[T]oday (2nd of July), the first wave of young people from Barrow and Carlisle left the comfort of their homes and families to set off on a once-in-a-lifetime journey with National Citizen Service (NCS).
Over 100 young people made their way to Howtown and Ullswater Outward Bound Centres where they will be pushed out of their comfort zones, engaging in outdoor activities and developing their confidence and team leader skills.
The first wave from West Cumbria began the programme last week and the first wave from Kendal and North Lancashire will set out on the 9th of July.

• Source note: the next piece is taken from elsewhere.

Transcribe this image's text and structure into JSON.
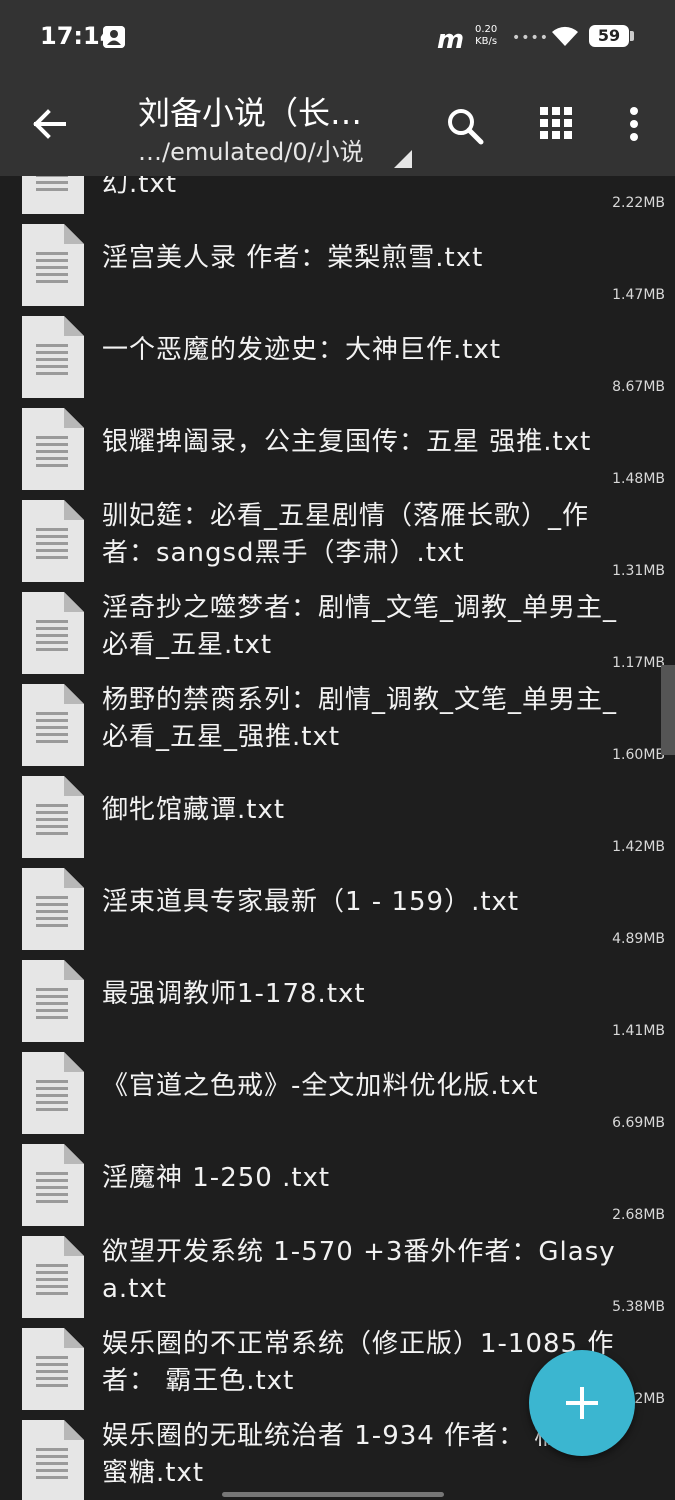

NCS is run in England and Northern Ireland, by the NCS Trust. Inspira manages the programme in Cumbria and Lancashire with a series of delivery partners on behalf of the Trust.

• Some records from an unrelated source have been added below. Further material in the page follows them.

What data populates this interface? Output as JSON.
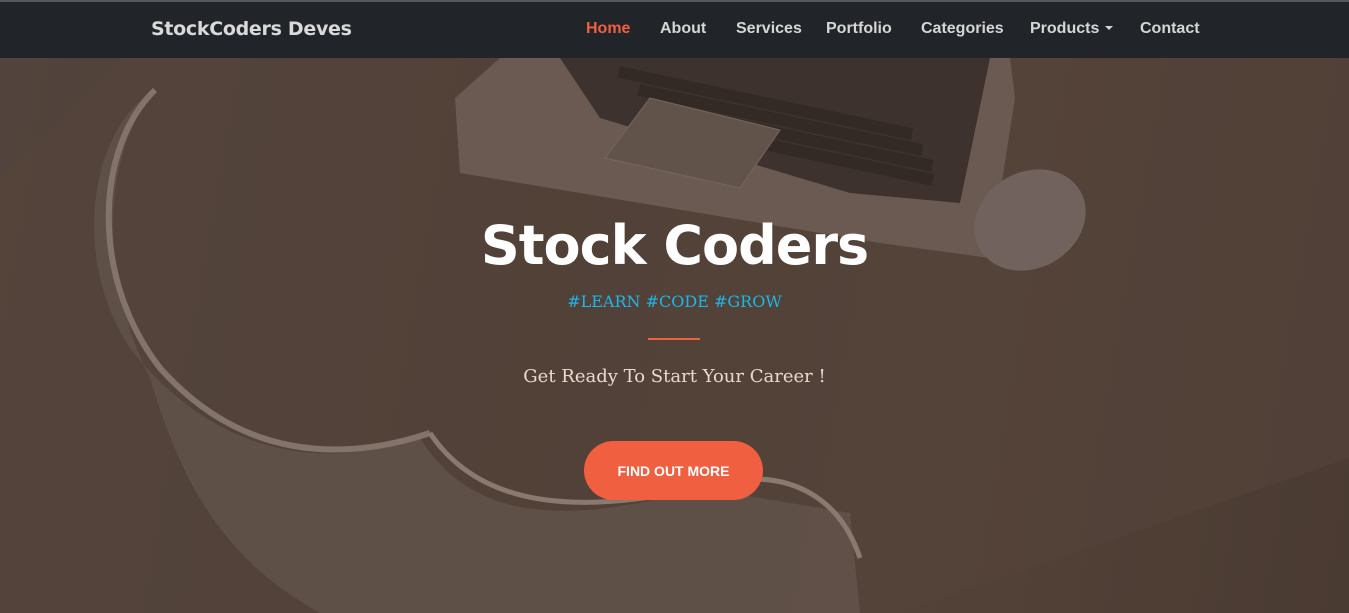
{
  "navbar": {
    "brand": "StockCoders Deves",
    "items": [
      {
        "label": "Home",
        "active": true
      },
      {
        "label": "About"
      },
      {
        "label": "Services"
      },
      {
        "label": "Portfolio"
      },
      {
        "label": "Categories"
      },
      {
        "label": "Products",
        "dropdown": true
      },
      {
        "label": "Contact"
      }
    ]
  },
  "hero": {
    "title": "Stock Coders",
    "tags": "#LEARN #CODE #GROW",
    "subtitle": "Get Ready To Start Your Career !",
    "cta_label": "FIND OUT MORE"
  },
  "colors": {
    "navbar_bg": "#212529",
    "accent": "#f05f40",
    "tag_color": "#1eb6e6"
  },
  "icons": {
    "products_dropdown": "caret-down-icon"
  }
}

“Inspira has been involved with NCS from the inception of the programme in 2009,” said Dave Todd, NCS Contract Manager for Inspira. “Over the years the numbers have grown significantly, and this year we are taking out over 4000 young people from Cumbria and Lancashire. It is a huge logistical operation but so rewarding when you see the young peoples’ experiences first hand.”
NCS is a four-week programme, which comprises a week in an outdoor setting, a week getting a taste of independent living in a uni-style environment where they develop life skills like confidence, leadership and communication to boost their CV or UCAS personal statement. Following that, the young people are ready to make a difference in their local community by planning then delivering their own social action project.
Last year, social action projects have included rising awareness and money for mental health, homelessness and foodbanks.
To date, NCS graduates have dedicated nearly 12 million hours of community action. Each programme includes 30 hours dedicated to a community project, with participants planning and delivering a social action project that gives something back to their community. Independent research has found that after completing NCS participants say they feel more equipped to tackle problems in their community, and more able to have an impact on the world around them.
From 2000 to 2015, data from the Office for National Statistics showed that 16–25 year olds went from being the least likely group to volunteer to the most likely – and the same findings mentioned NCS as a possible reason behind this change.